= Miami Rare Bird Farm =

The Miami Rare Bird Farm was a seven acre tourist attraction and breeding farm that was active from 1938 to 1961. Owned by Alton Freeman, the farm bought, bred, and sold a variety of common and exotic animals throughout its existence.

The Miami Rare Bird Farm offered animals for purchase as pets, zoo exhibits, and even as an astronaut. The farm was known for "the world's weirdest menu" required to feed the animals, but also that the tourism was "just a sideline" to the real business, selling animals. The farm sold squirrel and spider monkeys to Fejervary Park to be used in their Monkey Island. Ringtail monkeys, woolly monkeys, and a baby ocelot were sold in the local newspaper. Plenty of profit was still made by the tourism, but the farm was most known for their animals who went on to become famous.

== Famous successes ==
Enos, a chimpanzee who made the first U.S. orbital space flight on November 29, 1961, was bought from Miami Rare Bird Farm in 1960.

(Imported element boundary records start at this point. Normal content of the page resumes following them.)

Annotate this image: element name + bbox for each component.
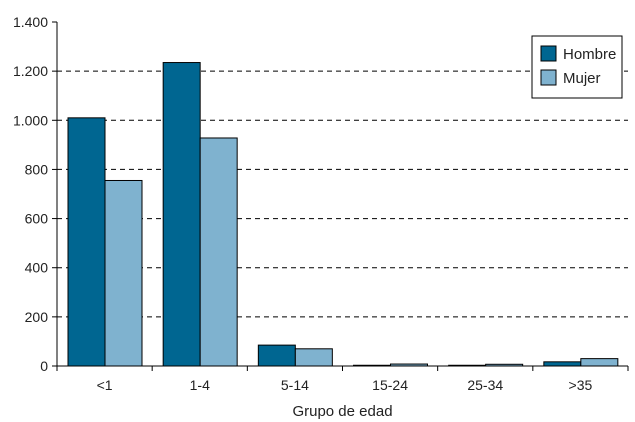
x-tick-label: 1-4	[190, 377, 210, 393]
x-axis-ticks: <1 1-4 5-14 15-24 25-34 >35	[56, 366, 629, 393]
x-tick-label: 5-14	[281, 377, 309, 393]
legend-label-mujer: Mujer	[563, 70, 601, 87]
legend-label-hombre: Hombre	[563, 46, 616, 63]
y-tick-label: 800	[25, 161, 49, 177]
legend-swatch-hombre	[540, 45, 557, 62]
bar-hombre	[257, 344, 296, 367]
bar-mujer	[199, 137, 238, 367]
y-tick-label: 400	[25, 260, 49, 276]
y-tick-label: 1.400	[13, 14, 48, 30]
x-axis-title: Grupo de edad	[292, 403, 392, 420]
x-tick-label: 15-24	[372, 377, 408, 393]
y-tick-label: 1.000	[13, 112, 48, 128]
legend-swatch-mujer	[540, 69, 557, 86]
y-axis-ticks: 0 200 400 600 800 1.000 1.200 1.400	[13, 14, 57, 374]
y-tick-label: 0	[40, 358, 48, 374]
x-tick-label: <1	[97, 377, 113, 393]
bar-mujer	[294, 348, 333, 367]
y-tick-label: 600	[25, 211, 49, 227]
x-tick-label: >35	[569, 377, 593, 393]
bar-mujer	[580, 358, 619, 367]
y-tick-label: 200	[25, 309, 49, 325]
bar-hombre	[162, 62, 201, 367]
gridlines	[57, 70, 628, 318]
legend: Hombre Mujer	[531, 35, 623, 99]
bars	[67, 62, 619, 367]
bar-hombre	[543, 361, 582, 367]
bar-mujer	[104, 179, 143, 367]
bar-hombre	[67, 117, 106, 367]
y-tick-label: 1.200	[13, 63, 48, 79]
x-tick-label: 25-34	[467, 377, 503, 393]
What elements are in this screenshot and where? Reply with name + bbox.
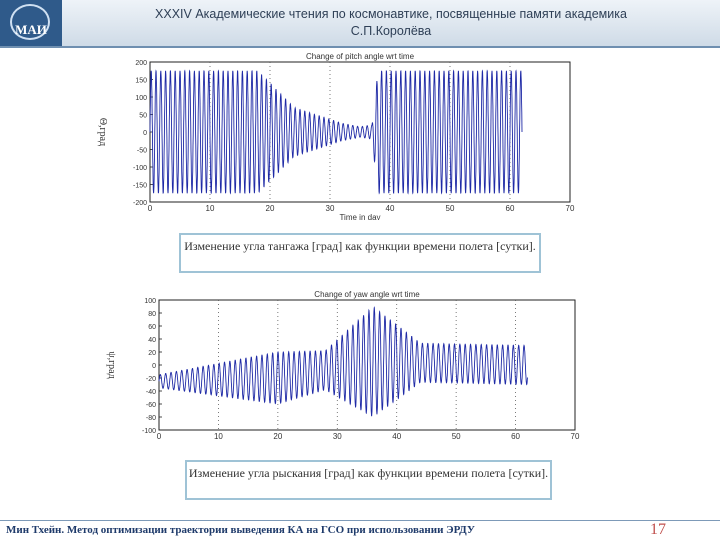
y-tick-label: -50 (137, 148, 147, 155)
x-tick-label: 30 (333, 432, 342, 440)
slide-footer: Мин Тхейн. Метод оптимизации траектории … (0, 520, 720, 541)
x-tick-label: 70 (571, 432, 580, 440)
y-axis-label: Θ,град (97, 118, 108, 146)
pitch-caption: Изменение угла тангажа [град] как функци… (179, 233, 541, 273)
x-tick-label: 40 (392, 432, 401, 440)
logo-ring-icon (10, 4, 50, 40)
chart-title: Change of pitch angle wrt time (306, 52, 415, 61)
y-tick-label: -60 (146, 402, 156, 409)
x-tick-label: 10 (206, 204, 215, 213)
series-line (149, 69, 523, 195)
y-tick-label: -20 (146, 376, 156, 383)
yaw-caption: Изменение угла рыскания [град] как функц… (185, 460, 552, 500)
slide-header: МАИ XXXIV Академические чтения по космон… (0, 0, 720, 48)
y-tick-label: 80 (148, 311, 156, 318)
x-axis-label: Time in day (339, 213, 380, 220)
series-line (158, 306, 528, 417)
y-tick-label: 20 (148, 350, 156, 357)
yaw-angle-chart: Change of yaw angle wrt time 0 10 20 30 40 50 6… (106, 290, 580, 441)
x-tick-label: 50 (446, 204, 455, 213)
title-line-2: С.П.Королёва (350, 24, 432, 38)
y-tick-label: 0 (152, 363, 156, 370)
x-tick-label: 60 (511, 432, 520, 440)
y-tick-label: -40 (146, 389, 156, 396)
x-tick-label: 20 (266, 204, 275, 213)
logo-text: МАИ (15, 22, 47, 37)
y-tick-label: 100 (135, 95, 147, 102)
y-tick-label: 0 (143, 130, 147, 137)
y-tick-label: -200 (133, 200, 147, 207)
y-tick-label: 150 (135, 78, 147, 85)
x-tick-label: 30 (326, 204, 335, 213)
y-axis-label: ψ,град (106, 351, 117, 378)
x-tick-label: 50 (452, 432, 461, 440)
x-tick-label: 0 (157, 432, 162, 440)
yaw-angle-plot: Change of yaw angle wrt time 0 10 20 30 40 50 6… (87, 290, 627, 441)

Birds and other animals from the farm were featured in films such as On an Island with You, The Barefoot Mailman, and more.

Not all of the residents of the Miami Rare Bird Farm were well known for positive reasons. Tourists found that some macaws had learned how to make mischief, stealing keys, turning on water taps, and flipping on light switches. And that was only the trouble that happened on the farm's property.

== Infamous incidents ==
A kangaroo escaped the farm and hopped down Flagler Boulevard until an employee of Miami Rare Bird Farm that it liked, Frankie, coaxed it into the back of a pickup truck and brought it home.

Traffic was backed up on several miles of Dixie Highway because a group of penguins were waddling across it.

Several red-whiskered bulbuls imported from India escaped in 1961 and established themselves in South Florida, where they "unwittingly helped in spreading seeds of the non-native and noxious Brazilian Pepper". A large population of the bulbuls still thrives in South Florida.

The Miami Rare Bird Farm closed in 1961.